Grupo teme que casas modernistas históricas desabem, afetadas por construção de prédio de escritórios vizinho

Projeto é legal e foi autorizado por órgãos de proteção; empresa diz que tomará cuidado para evitar danos

SILAS MARTÍ DE SÃO PAULO

De suas janelas, moradores veem o vaivém dos rolos compressores no terreno de trás. "Quando estavam aplainando, tudo tremia", diz o arquiteto José Domingues, dono do número 48 da rua Berta, na Vila Mariana, zona sul de São Paulo. "Imagina quando começar o bate-estaca."

Ele e o resto dos habitantes dos nove sobrados desenhados e erguidos em 1929 por Gregori Warchavchik, primeiro arquiteto modernista no Brasil, temem que a construção de um prédio comercial de seis andares e três níveis de subsolo no terreno vizinho afetem as casas.

Os moradores marcaram um protesto contra a obra para amanhã perto dali, na Casa Modernista.

As casas não têm fundação e foram erguidas sobre solo instável, com estrutura de areia e argamassa. Daí o medo dos moradores.

O conjunto marcou os primórdios da arquitetura modernista no país e foi por isso tombado pelo Conpresp, órgão municipal de defesa do patrimônio histórico.

Mesmo frágeis, as casas da rua Berta respondem por um episódio de peso na história da arquitetura do país.

Construída dois anos depois que Warchavchik (1896-1972) ergueu a Casa Modernista para ser sua residência, a vila de casinhas geminadas com uma marquise retilínea que perpassa todas elas antecipou avanços da Bauhaus, a escola de arquitetura alemã que pautaria o modernismo mundial nos anos 1930.

São volumes ortogonais, sem ornamentos, com uma organização interna que busca a maximização do conforto. Erguidos pela abastada família Klabin, serviriam como moradias de aluguel para trabalhadores dos arredores.

Num momento em que São Paulo já crescia em ritmo vertiginoso, industrialização a caminho, Warchavchik antecipou a demanda por habitação concentrando em pouca área casas que mantinham padrão elevado de vida com uso consciente do espaço.

"Essa é uma ideia de vanguarda para a história do século 20", analisa José Lira, especialista em Warchavchik e professor da Faculdade de Arquietura e Urbanismo da USP. "A unidade é incompreensível fora do tecido, como uma célula num corpo. Muito mais do que a casa burguesa, é a ideia de moradia coletiva."

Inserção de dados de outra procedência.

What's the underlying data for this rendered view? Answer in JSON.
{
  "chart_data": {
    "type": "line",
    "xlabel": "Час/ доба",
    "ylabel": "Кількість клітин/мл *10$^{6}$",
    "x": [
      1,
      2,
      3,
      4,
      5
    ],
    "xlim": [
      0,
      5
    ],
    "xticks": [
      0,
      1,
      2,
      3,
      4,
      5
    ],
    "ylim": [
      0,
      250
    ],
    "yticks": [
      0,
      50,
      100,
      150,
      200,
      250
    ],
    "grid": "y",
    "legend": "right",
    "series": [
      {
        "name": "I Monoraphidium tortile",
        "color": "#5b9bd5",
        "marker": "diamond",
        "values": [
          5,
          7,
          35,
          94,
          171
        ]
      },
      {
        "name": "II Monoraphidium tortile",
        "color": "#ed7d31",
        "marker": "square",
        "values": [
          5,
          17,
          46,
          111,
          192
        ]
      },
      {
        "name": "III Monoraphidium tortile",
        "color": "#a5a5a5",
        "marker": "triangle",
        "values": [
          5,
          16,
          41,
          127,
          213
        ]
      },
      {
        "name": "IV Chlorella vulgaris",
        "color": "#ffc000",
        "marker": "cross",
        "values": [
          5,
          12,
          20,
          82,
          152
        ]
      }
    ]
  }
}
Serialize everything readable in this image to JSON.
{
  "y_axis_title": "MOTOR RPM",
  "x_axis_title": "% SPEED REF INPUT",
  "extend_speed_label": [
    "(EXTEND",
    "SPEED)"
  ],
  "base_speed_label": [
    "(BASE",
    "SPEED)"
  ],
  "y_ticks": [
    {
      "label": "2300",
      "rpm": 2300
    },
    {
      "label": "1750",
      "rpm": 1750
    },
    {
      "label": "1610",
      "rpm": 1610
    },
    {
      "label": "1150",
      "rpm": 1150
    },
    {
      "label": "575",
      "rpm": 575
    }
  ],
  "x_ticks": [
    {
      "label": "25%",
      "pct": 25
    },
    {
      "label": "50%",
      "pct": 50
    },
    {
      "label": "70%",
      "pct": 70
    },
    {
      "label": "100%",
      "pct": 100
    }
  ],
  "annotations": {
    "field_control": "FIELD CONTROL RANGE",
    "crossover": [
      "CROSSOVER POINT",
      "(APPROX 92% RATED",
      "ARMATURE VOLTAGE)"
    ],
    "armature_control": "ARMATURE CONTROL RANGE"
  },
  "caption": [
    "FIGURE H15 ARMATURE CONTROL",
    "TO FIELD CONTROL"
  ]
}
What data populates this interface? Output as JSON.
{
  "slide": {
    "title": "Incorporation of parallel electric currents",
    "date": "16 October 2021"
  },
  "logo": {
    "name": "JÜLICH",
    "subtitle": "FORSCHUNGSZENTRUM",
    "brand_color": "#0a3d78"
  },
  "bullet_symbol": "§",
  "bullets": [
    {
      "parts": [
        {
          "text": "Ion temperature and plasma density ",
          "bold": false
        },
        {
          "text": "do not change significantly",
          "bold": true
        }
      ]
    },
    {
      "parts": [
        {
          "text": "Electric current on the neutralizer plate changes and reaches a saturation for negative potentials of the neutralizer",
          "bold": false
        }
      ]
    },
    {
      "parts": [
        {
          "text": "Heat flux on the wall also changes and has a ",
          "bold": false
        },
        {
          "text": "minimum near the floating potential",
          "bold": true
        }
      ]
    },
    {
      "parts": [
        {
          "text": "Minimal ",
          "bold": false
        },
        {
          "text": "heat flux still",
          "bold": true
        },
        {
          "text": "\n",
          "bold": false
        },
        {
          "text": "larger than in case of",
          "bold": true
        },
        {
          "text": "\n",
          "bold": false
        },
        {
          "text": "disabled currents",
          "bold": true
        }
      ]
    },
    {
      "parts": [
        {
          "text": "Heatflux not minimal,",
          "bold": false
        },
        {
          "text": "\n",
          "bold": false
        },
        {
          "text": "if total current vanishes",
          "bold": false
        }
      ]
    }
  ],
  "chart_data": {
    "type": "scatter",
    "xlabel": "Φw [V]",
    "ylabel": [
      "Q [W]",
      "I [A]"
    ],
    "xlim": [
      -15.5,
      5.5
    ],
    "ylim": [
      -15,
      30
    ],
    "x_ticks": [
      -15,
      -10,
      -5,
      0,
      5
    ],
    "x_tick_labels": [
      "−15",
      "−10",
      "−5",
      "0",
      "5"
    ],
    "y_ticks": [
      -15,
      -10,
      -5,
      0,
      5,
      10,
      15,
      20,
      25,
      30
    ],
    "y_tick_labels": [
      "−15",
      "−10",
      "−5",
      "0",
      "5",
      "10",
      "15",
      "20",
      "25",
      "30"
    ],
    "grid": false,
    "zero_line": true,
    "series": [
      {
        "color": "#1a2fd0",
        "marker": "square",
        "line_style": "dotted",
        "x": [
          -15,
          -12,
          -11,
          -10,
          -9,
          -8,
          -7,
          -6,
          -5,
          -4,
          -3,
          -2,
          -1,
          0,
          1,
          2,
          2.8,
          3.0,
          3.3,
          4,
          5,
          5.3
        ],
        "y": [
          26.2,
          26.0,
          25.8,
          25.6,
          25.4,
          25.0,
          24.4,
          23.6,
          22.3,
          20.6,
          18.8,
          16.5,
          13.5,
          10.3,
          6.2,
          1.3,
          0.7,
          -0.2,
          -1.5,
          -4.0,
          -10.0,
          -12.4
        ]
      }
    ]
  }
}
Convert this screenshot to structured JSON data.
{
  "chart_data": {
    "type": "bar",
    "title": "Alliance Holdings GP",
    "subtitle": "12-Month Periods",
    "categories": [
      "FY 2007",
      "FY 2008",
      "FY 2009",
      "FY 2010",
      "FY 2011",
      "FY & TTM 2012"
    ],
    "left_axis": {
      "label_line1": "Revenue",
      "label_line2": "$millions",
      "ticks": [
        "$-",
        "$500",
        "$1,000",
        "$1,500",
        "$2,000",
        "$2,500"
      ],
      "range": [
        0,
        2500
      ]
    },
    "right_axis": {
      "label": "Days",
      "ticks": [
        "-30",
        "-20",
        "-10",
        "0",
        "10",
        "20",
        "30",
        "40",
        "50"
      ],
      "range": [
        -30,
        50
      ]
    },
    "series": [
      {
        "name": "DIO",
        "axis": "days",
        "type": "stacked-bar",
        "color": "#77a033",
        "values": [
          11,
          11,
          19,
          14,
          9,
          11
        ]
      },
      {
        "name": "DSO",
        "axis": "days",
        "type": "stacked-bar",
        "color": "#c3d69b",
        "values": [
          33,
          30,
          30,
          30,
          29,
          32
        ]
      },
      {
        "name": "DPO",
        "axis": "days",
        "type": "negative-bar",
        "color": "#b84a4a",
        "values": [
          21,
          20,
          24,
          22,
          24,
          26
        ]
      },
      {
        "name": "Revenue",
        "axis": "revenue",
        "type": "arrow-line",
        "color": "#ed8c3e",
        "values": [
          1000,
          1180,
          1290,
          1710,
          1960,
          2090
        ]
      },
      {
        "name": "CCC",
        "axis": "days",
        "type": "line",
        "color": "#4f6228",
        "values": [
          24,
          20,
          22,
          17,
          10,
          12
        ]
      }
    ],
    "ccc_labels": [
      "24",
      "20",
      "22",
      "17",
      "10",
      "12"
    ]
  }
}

Descaracterizadas ao longo de seus quase 90 anos, cinco das casas foram restauradas no começo deste século pelos próprios moradores. Eles agora querem entrar com ação popular no Ministério Público para embargar a obra da incorporadora Eztec.

A obra, entretanto, foi aprovada pela prefeitura e pelos órgãos de defesa do patrimônio histórico.

De acordo com a lei, construções no entorno de imóveis tombados, como as casas da rua Berta, precisam da aprovação do Conpresp para saírem do papel, mas isso é analisado caso a caso, em geral pendendo para o lado das empreiteiras, que podem pagar para construir além dos limites permitidos em cada terreno --prática legal conhecida como outorga onerosa.

HISTERIA COLETIVA

"Esse empreendimento não poderia ser aprovado como foi. Outorga onerosa perto de bens tombados não é uma coisa regular", diz Eliana Alves, advogada que representa os moradores. "Não foi feita uma análise para saber se as casas não podem sofrer um desmoronamento."

Nadia Somekh, presidente do Conpresp, diz que foi bombardeada por telefonemas e chama o protesto dos moradores de "histeria coletiva". Segundo ela, as obras foram aprovadas porque a princípio não violam as leis de preservação do patrimônio.

"Não dá para a gente achar de antemão que tudo vai cair", diz Somekh. "Onde está o laudo que diz que as casas vão desabar? Essa avaliação não é feita. Não temos nenhum elemento para prever que uma obra ao lado de um patrimônio histórico tenha um potencial de dano a ele."

Essa também é a opinião do Condephaat, a entidade estadual de defesa do patrimônio que aprovou as obras.

Embora as casas da rua Berta não sejam tombadas na esfera do Estado, a Casa Modernista, a duas quadras da obra, é protegida, o que poderia levar a restrições a construções grandes no entorno.

Segundo Afonso Luz, diretor do Museu da Cidade, órgão da prefeitura responsável pela Casa Modernista, essa autorização vai no "sentido contrário" da preservação da memória do bairro como uma espécie de laboratório de arquitetura de vanguarda.

"Essas casas são excepcionais e deviam ser levadas mais a sério do que o Conpresp leva", diz José Lira. "Entendo que esteja de acordo com a lei, mas acho um absurdo lavarem as mãos. De que adianta um conjunto de casas de vanguarda perdido numa rua sombreada por essas torres de escritórios?"

Em nota enviada à Folha, a Eztec, incorporadora responsável pela obra, diz que está tomando todas as precauções para evitar danos às construções históricas.

Segundo a empresa, o método construtivo adotado evita a vibração do solo, haverá um reforço das estruturas vizinhas e será respeitado um recuo em relação às casas.